Reply: There is no contradiction. The switching temperatures have been extracted from the temperature dependence of the first derivative of the ac conductivity (Fig. 2a), which are identical with the other electric/dielectric parameters. The hysteresis width is slightly decreasing from 16 K at 1 bar to 14 K at 2000 bars.

Comment: Additionaly, in my opinion an additional graphic showing the dependence of the molar fraction of the high-spin phase on temperature for different values of the pressure shall be shown.

Reply: We have performed magnetic measurements under pressure on the two samples, which are now added to the revised ESI (Figures S3 and S4).

Comment: Figure 3. Please indicate where is the low-spin and where the high-spin state.

Reply: Figure 3 has been modified accordingly.

Comment: It is really awkward that the graphics showing the results for S2 differ totally from that for S1. Any comparison requires jumping between two different sets of Figures, one coloured and one black and white. At least one Figure in which the conductivity data for S1 and S2 were presented together would be of a great help

Reply: A figure that compares the temperature dependence of the electrical conductivity of the two samples, recorded at 1500 bars, has been inserted in the revised ESI (Figure S2).

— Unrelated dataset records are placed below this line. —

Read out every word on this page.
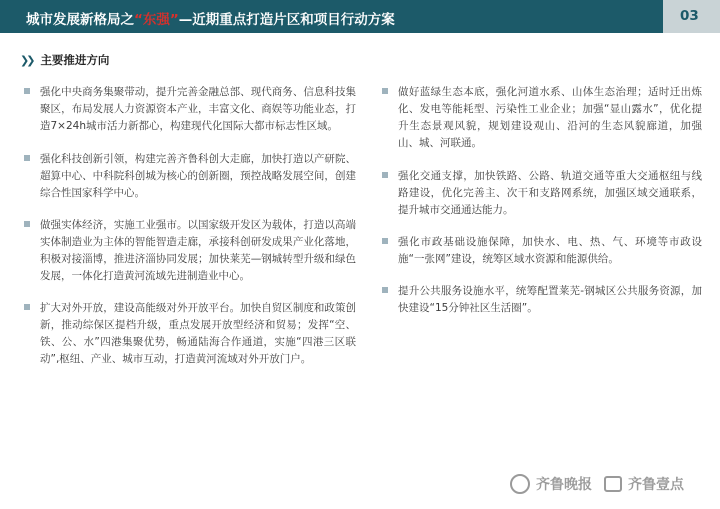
城市发展新格局之“东强”—近期重点打造片区和项目行动方案	03
❯❯ 主要推进方向
强化中央商务集聚带动，提升完善金融总部、现代商务、信息科技集聚区，布局发展人力资源资本产业，丰富文化、商娱等功能业态，打造7×24h城市活力新都心，构建现代化国际大都市标志性区域。
强化科技创新引领，构建完善齐鲁科创大走廊，加快打造以产研院、超算中心、中科院科创城为核心的创新圈，预控战略发展空间，创建综合性国家科学中心。
做强实体经济，实施工业强市。以国家级开发区为载体，打造以高端实体制造业为主体的智能智造走廊，承接科创研发成果产业化落地，积极对接淄博，推进济淄协同发展；加快莱芜—钢城转型升级和绿色发展，一体化打造黄河流域先进制造业中心。
扩大对外开放，建设高能级对外开放平台。加快自贸区制度和政策创新，推动综保区提档升级，重点发展开放型经济和贸易；发挥“空、铁、公、水”四港集聚优势，畅通陆海合作通道，实施“四港三区联动”,枢纽、产业、城市互动，打造黄河流域对外开放门户。
做好蓝绿生态本底，强化河道水系、山体生态治理；适时迁出炼化、发电等能耗型、污染性工业企业；加强“显山露水”，优化提升生态景观风貌，规划建设观山、沿河的生态风貌廊道，加强山、城、河联通。
强化交通支撑，加快铁路、公路、轨道交通等重大交通枢纽与线路建设，优化完善主、次干和支路网系统，加强区域交通联系，提升城市交通通达能力。
强化市政基础设施保障，加快水、电、热、气、环境等市政设施“一张网”建设，统筹区域水资源和能源供给。
提升公共服务设施水平，统筹配置莱芜-钢城区公共服务资源，加快建设“15分钟社区生活圈”。
齐鲁晚报	齐鲁壹点
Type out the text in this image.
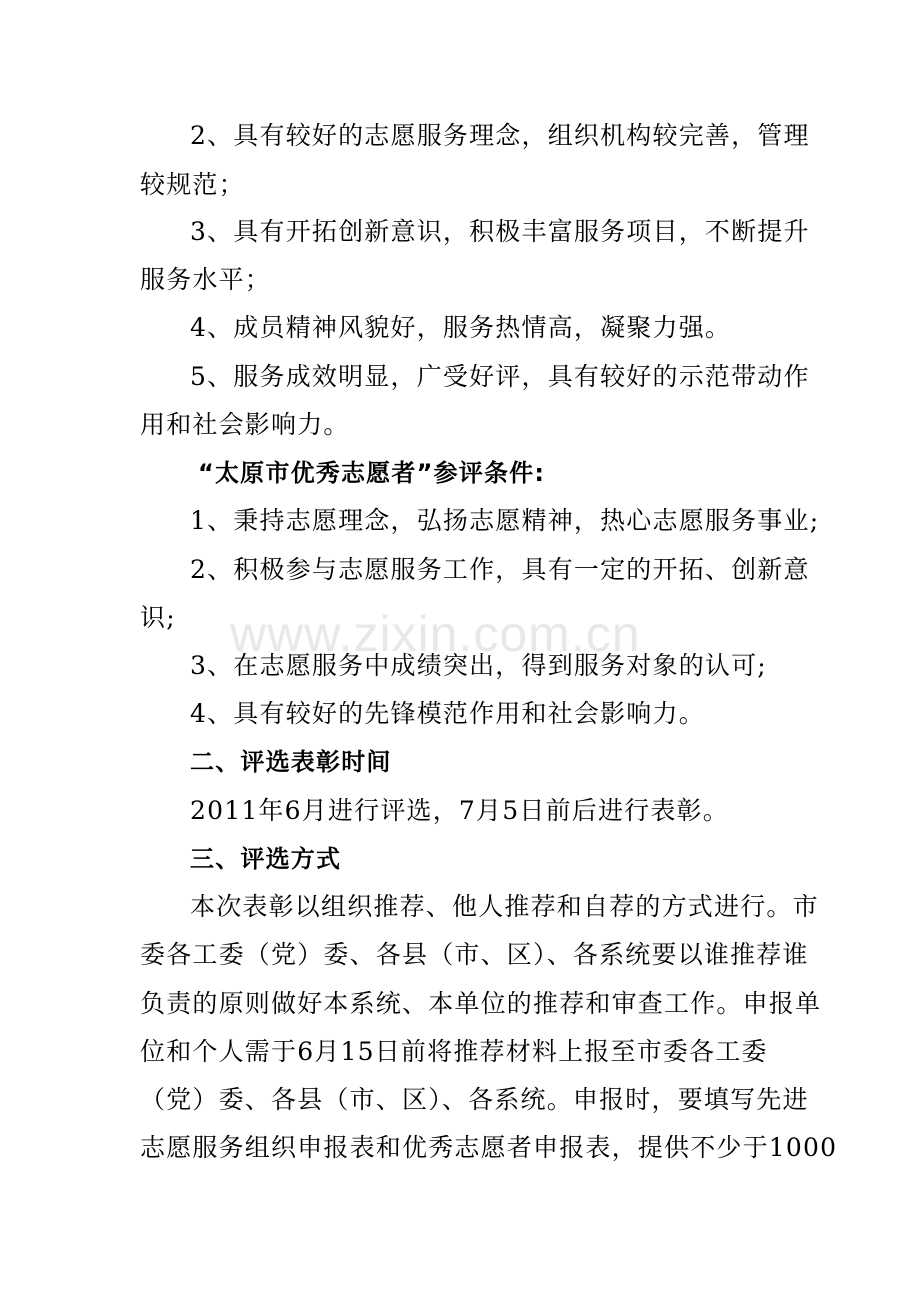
2、具有较好的志愿服务理念，组织机构较完善，管理
较规范；
3、具有开拓创新意识，积极丰富服务项目，不断提升
服务水平；
4、成员精神风貌好，服务热情高，凝聚力强。
5、服务成效明显，广受好评，具有较好的示范带动作
用和社会影响力。
“太原市优秀志愿者”参评条件:
1、秉持志愿理念，弘扬志愿精神，热心志愿服务事业;
2、积极参与志愿服务工作，具有一定的开拓、创新意
识;
3、在志愿服务中成绩突出，得到服务对象的认可;
4、具有较好的先锋模范作用和社会影响力。
二、评选表彰时间
2011年6月进行评选，7月5日前后进行表彰。
三、评选方式
本次表彰以组织推荐、他人推荐和自荐的方式进行。市
委各工委（党）委、各县（市、区）、各系统要以谁推荐谁
负责的原则做好本系统、本单位的推荐和审查工作。申报单
位和个人需于6月15日前将推荐材料上报至市委各工委
（党）委、各县（市、区）、各系统。申报时，要填写先进
志愿服务组织申报表和优秀志愿者申报表，提供不少于1000
www.zixin.com.cn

Question: The complex studied by the authors is a 3D one but not a typical one. In this very system there are two intercalated 3D networks of the same species. According to my knowledge, there are no conductivity studies on the "simple" 3D systems like that of [Fe(pyz){M(CN)₄}] type, so it is not possible to compare them. Yet, this  peculiar character of the structure shall be mentioned.

Reply: Indeed, the structure of [Fe(pz){Au(CN)2}2] is built of two identical interpenetrated 3D frameworks, as established in ref. [27]. This does not leave any solvent available voids in the grid and makes this complex insensible to the guest effects, which are usually observed in 3D Hofmann clathrates [29]. In addition, an important feature of [Fe(pz){Au(CN)2}2] complex is a huge anisotropic deformation of the wine-rack type, which takes place upon spin transition. These deformations considerably change the geometry of the framework, which consequently may also influence the conductivity of the complex. We have added some notes on these points to the revised MS on page 5.

Round 2

Reviewer 2 Report

The authors answered my questions. I can see that the problem addressed by the authors is complicated, particularly in terms of understanding the influence of subtle structural differences on material properties. Nevertheless, taking into account the originality of the undertaken problem I suggests accepting the manuscript for publication in Magnetochemistry in the present form.